Sad you seem to miss the point completely. Yes, I would be completely and utterly wrong to claim that single flap is never used phonetically. Phonemically speaking, though, I was right, for Polish does not employ single flap as a distinctive phoneme, and, as I outlined, it would be less than wise to go for a flap when trying to reach polish /r/; thus my disagreement was rather meritable, I dare to posit. Full stop, as you said! Let us speak of this no further. Though as a sidenote, you reminded me why I give Warsaw a wide berth!

I found a guideline for foreign speakers on Polish pronunciation and it seems to include some handy tips for Chinese speakers as well, though, after quick perusal, I see the "r" issue was not extensively covered. Worth a try anyway: Polish For Foreigners | Language | Polish Pronunciation | Warsaw-life


----------



## jasio

tewlwolow said:


> Phonemically speaking, though, I was right, for Polish does not employ single flap as a distinctive phoneme


I've never claimed it.


----------



## Wen24

Thank you for everyone. 
It's today's recording of my rolling R. 
I was trying to say "RA" and "TRUSKAWKA", but I still can hear "D"+"rolling R" from my recording. ORZ  
IMG_2681.MOV


----------



## Ben Jamin

Hello!
You are on a right way. Just keep practising it in normal speech, and your pronunciation will gradually become more similar to that of the native speakers. Just remember two things:
1. Eliminate the guttural (throat) part of your pronunciation (mostly heard in the first part of the recording - single R-sound).
2. Practise more smooth transition between the R and surrounding consonants.


----------



## Wen24

I got it. Thank you.


----------



## jasio

Hi Wen,



Wen24 said:


> Thank you for everyone.
> It's today's recording of my rolling R.
> I was trying to say "RA" and "TRUSKAWKA", but I still can hear "D"+"rolling R" from my recording. ORZ
> IMG_2681.MOV


You roll beautifully.
If you didn't write about the initial "d", I would not hear it at all, and actually I had an impression that you had more problems with "truskawka".  Once I learned about the "d", I notice a trace of it indeed, but I would not bother too much. I agree with Ben Jamin that what you need at this stage is actually practising.

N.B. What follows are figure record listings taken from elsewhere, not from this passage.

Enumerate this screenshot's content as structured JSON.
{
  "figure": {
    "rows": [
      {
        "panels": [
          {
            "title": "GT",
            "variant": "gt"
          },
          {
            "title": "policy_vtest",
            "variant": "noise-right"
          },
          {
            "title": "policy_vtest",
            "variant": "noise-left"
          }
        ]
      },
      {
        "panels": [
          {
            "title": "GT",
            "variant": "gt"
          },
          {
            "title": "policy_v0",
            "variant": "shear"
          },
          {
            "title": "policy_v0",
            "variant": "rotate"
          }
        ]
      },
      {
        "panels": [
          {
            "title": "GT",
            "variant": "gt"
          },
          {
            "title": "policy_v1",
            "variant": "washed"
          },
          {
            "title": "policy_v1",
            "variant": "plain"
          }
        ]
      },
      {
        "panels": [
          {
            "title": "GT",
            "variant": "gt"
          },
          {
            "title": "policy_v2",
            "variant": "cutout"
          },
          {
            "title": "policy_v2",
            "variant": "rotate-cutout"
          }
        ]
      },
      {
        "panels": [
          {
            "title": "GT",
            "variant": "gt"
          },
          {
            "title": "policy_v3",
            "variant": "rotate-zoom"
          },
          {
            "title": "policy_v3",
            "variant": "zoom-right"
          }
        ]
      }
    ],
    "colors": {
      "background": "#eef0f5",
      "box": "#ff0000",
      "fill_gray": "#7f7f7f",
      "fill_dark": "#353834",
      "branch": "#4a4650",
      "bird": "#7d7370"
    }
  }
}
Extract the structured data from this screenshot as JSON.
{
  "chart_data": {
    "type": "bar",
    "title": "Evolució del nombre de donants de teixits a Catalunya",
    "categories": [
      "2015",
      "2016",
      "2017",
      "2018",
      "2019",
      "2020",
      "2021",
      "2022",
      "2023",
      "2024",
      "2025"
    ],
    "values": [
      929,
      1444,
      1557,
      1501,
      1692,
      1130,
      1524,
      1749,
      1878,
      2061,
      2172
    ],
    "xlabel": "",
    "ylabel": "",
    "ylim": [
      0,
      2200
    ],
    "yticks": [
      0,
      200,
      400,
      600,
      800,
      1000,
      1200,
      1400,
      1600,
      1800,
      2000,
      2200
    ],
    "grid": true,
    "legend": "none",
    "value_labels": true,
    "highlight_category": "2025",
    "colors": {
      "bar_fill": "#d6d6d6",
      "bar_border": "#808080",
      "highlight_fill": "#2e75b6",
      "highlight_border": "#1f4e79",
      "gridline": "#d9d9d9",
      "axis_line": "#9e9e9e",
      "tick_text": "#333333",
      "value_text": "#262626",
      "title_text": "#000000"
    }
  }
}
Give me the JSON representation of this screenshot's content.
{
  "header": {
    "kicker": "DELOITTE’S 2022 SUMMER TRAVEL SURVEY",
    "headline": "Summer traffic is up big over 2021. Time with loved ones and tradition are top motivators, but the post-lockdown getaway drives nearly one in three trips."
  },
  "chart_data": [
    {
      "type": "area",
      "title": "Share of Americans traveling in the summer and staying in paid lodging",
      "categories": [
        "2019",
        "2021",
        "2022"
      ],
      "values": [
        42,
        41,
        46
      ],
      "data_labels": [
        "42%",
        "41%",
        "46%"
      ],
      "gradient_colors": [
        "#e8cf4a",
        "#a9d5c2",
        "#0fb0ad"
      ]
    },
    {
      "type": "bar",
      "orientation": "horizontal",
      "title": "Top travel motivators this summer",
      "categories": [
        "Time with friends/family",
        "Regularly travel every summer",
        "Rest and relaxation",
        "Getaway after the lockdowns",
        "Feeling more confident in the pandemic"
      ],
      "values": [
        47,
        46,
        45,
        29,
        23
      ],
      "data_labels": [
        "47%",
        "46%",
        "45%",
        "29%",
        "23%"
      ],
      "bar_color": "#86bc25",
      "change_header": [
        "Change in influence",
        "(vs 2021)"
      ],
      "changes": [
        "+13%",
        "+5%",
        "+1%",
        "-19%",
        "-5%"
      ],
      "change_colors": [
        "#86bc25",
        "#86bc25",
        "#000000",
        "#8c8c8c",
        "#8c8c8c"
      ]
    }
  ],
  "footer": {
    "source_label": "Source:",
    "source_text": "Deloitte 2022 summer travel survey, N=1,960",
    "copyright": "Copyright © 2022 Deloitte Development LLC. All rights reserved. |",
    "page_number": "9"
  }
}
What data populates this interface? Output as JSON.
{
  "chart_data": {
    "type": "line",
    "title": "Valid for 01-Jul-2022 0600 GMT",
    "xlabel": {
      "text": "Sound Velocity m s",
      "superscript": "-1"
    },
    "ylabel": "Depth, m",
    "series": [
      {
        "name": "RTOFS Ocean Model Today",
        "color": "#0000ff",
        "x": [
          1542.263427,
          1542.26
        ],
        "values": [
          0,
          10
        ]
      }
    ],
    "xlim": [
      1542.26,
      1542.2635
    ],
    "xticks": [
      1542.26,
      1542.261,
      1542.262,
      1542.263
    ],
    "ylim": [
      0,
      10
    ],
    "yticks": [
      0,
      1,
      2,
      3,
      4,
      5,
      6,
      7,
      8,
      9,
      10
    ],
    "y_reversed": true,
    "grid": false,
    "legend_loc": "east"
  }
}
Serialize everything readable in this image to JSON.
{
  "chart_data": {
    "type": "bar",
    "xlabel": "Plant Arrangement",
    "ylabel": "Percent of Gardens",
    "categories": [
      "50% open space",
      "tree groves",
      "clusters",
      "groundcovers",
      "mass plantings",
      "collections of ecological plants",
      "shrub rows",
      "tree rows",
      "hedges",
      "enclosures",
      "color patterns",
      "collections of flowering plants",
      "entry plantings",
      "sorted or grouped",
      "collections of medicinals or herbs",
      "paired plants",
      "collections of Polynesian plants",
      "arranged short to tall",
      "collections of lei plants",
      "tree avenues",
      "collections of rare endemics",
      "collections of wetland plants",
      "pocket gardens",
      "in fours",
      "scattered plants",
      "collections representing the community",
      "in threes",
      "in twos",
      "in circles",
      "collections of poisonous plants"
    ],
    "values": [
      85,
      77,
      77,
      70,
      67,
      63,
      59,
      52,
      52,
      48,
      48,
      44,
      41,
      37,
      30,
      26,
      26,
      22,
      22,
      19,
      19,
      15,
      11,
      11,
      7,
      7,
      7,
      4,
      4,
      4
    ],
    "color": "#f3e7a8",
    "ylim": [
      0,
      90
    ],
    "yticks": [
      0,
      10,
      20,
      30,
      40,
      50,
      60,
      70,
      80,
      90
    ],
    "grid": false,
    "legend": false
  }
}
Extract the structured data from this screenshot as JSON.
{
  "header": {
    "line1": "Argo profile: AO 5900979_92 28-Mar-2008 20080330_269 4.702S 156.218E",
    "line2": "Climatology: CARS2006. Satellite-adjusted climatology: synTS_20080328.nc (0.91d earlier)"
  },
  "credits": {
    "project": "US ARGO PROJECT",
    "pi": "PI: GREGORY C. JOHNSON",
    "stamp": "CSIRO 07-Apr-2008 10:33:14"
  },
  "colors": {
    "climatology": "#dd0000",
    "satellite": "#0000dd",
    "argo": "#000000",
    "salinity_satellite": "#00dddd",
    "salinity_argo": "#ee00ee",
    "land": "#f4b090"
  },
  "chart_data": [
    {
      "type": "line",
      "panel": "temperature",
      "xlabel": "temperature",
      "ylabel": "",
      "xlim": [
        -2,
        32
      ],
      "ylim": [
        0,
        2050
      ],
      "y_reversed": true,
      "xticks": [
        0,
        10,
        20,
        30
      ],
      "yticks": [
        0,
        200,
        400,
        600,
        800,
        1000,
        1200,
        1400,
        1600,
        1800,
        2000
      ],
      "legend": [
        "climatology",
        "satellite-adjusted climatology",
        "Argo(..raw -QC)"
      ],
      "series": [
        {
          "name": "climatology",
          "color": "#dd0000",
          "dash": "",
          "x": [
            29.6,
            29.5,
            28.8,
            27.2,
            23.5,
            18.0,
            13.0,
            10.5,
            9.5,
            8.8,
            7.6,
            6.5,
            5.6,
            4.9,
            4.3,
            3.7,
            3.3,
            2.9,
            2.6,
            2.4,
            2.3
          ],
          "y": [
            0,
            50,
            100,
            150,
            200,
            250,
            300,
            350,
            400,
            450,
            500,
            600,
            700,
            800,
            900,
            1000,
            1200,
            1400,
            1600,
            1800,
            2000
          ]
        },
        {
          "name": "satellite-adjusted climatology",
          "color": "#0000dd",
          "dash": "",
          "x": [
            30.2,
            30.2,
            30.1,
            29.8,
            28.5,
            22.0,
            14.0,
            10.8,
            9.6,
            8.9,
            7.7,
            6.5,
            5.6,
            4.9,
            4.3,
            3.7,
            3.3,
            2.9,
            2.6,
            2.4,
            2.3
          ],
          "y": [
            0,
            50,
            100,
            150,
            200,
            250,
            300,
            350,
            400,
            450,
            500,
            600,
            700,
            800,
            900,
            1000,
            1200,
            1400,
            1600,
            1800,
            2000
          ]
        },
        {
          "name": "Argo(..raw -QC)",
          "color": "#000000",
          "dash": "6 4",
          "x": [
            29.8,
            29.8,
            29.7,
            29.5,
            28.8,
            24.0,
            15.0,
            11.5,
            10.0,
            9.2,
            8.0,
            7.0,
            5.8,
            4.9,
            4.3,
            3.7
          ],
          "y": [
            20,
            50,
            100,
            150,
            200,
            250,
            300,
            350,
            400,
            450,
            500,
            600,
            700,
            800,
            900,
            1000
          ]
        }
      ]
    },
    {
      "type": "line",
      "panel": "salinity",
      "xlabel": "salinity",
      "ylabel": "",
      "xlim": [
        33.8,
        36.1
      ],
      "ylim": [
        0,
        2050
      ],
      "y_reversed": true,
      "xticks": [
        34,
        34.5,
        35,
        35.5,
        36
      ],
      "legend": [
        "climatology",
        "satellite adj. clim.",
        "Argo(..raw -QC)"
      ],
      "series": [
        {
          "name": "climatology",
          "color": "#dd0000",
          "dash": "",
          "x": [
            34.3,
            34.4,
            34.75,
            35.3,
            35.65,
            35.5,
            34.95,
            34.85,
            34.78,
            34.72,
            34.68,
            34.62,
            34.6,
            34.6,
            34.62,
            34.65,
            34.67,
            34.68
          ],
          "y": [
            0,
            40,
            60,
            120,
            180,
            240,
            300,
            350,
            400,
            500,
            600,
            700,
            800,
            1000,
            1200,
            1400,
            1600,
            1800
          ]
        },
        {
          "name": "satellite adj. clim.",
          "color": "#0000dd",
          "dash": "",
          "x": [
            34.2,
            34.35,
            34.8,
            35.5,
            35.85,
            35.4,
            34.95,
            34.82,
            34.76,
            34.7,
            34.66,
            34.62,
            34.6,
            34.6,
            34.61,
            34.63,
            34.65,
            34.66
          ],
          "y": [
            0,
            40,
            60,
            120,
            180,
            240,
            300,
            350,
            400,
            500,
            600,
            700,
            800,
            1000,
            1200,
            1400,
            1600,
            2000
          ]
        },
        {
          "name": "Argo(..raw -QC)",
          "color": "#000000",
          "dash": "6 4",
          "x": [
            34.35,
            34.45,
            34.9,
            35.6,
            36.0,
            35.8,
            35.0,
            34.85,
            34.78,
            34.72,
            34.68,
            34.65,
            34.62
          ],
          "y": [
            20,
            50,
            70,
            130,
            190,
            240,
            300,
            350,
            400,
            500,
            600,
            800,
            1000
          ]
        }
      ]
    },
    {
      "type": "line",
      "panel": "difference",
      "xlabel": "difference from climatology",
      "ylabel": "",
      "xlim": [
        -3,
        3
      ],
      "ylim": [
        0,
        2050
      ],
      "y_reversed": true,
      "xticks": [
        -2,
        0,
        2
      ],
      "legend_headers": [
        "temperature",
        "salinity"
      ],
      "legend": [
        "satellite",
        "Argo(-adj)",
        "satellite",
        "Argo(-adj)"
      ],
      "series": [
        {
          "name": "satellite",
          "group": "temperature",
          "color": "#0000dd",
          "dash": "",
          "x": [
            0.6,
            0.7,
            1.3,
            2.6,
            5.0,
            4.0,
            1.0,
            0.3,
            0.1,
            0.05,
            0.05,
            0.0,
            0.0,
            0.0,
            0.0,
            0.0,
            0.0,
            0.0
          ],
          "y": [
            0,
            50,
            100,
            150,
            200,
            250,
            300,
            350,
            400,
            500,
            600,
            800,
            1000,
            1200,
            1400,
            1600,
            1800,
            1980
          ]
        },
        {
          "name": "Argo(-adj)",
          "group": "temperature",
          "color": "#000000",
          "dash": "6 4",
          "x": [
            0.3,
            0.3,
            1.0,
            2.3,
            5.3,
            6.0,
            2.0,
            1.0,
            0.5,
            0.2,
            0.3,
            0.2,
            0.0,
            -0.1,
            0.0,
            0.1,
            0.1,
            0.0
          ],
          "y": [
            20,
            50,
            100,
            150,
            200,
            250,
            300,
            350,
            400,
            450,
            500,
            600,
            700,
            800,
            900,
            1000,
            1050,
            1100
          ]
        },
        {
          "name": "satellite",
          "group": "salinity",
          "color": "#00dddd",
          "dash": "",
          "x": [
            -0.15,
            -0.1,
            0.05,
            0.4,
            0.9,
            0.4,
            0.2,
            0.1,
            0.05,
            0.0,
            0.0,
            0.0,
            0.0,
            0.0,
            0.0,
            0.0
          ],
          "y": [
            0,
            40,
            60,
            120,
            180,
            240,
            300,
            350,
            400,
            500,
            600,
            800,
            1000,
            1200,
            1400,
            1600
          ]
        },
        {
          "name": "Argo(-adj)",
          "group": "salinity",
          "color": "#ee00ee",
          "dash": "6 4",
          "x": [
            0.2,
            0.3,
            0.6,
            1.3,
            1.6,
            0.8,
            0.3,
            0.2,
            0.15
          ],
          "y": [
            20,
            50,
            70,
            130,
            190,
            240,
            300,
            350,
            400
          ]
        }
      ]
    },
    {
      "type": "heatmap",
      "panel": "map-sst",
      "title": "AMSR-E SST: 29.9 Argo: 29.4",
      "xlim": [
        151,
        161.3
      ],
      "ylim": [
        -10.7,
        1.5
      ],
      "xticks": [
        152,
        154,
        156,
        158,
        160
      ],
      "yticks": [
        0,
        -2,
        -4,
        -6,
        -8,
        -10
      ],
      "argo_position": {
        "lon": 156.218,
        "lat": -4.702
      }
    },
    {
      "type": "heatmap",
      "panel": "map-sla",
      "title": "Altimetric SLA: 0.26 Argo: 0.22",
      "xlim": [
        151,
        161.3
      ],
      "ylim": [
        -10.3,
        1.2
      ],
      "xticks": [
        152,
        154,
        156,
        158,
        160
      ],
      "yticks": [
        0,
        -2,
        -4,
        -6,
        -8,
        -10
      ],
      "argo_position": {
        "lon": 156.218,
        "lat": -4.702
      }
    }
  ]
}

I'm not a specialist, but I would suggest exercising your "r" surrounded by vowels (you may skip nasals, as I do not think there are any syllables with a nasal vowel followed by "r", and nasal vowels begin with a reduced mouth vowel anyway):

ara
ere
iri

oro
uru
yry
Then "r" followed by another consonant:

herbata, uzurpator

w korcu, serce, rdza, korczak

horda, artysta

irga, arka
torf, urwis, urwać

ircha

orlęta

ormo, karma
ornitolog, ornament

ursus, marznąć (please note that here r-z is pronounced separately: mar-znąć), 

arszenik, rżysko
And finally, a consonant followed by "r"

brat, broszka, prać, proszę

drań, tran, trok

Franek, frank, wrona, gawron

grób, grab, krab, kra
hrabia, Chrystus, Chryzostom
Wajrak
mrok, mruczeć, mrowisko

UNRRA
sroka, wzrok, zrobić
And when you reach the most difficult, *alrauna* (which is an old name for ginseng, btw), you'll be better than most Poles, who are unable to pronounce this word correctly without an earlier preparation. 
So cheer up and good luck!


----------



## Wen24

Thank you very much!!!
Especially, the list of training.


----------



## Ben Jamin

jasio said:


> I'm not a specialist, but I would suggest exercising your "r" surrounded by vowels (you may skip nasals, as I do not think there are any syllables with a nasal vowel followed by "r", and nasal vowels begin with a reduced mouth vowel anyway)


So far as I can see there is no Polish word containing a combination of "ę" followed by an "r".
Please, send me a message if you find any.
By the way, the following consonants never follow after an "ę" either:
f, h, j, l, m, n, w, dż,


----------



## jasio

jasio said:


> (you may skip nasals, as I do not think there are any syllables with a nasal vowel followed by "r", and nasal vowels begin with a reduced mouth vowel anyway):





Ben Jamin said:


> So far as I can see there is no Polish word containing a combination of "ę" followed by an "r".
> Please, send me a message if you find any.


Did I write something different? 
I prefer to avoid definite statements because whenever I make a mistake, you keep picking on me. :/


----------



## Ben Jamin

No picking intended! I did not find your statement wrong. I just wanted to strengthen your statement.


----------



## tewlwolow

@Wen24

It's wonderful! You might revise your "u" in truskawka, though, the Polish one should not be so front - and this would help you with "r" in this very word as well, I think.

You've got a lot of useful advice already, though I would add more training with "tre" "dre" or syllables, as these sounds (/d/ and /t/) sit fairly near "r", so it would be the best initial practice for you 



jasio said:


> Hi Wen,
> [...] _*alrauna*_ (which is an old name for ginseng, btw) [...]



Interesting! Isn't it the old name for the _mandrake_, though? Easy to mix these two!. 

From Wikipedia: *Alrauna*_ (z __niem.__) – korzeń __mandragory lekarskiej__ (Mandragora officinarum) [...] versus *Żeń-szeń właściwy* (Panax ginseng C.A. Meyer), nazywany także ginsengiem lub wszechlekiem [...]._


----------



## jasio

Ben Jamin said:


> No picking intended! I did not find your statement wrong. I just wanted to strengthen your statement.


Ah, ok in that case. 



tewlwolow said:


> Interesting! Isn't it the old name for the _mandrake_, though? Easy to mix these two!.


Indeed, I must have mix them as well.


----------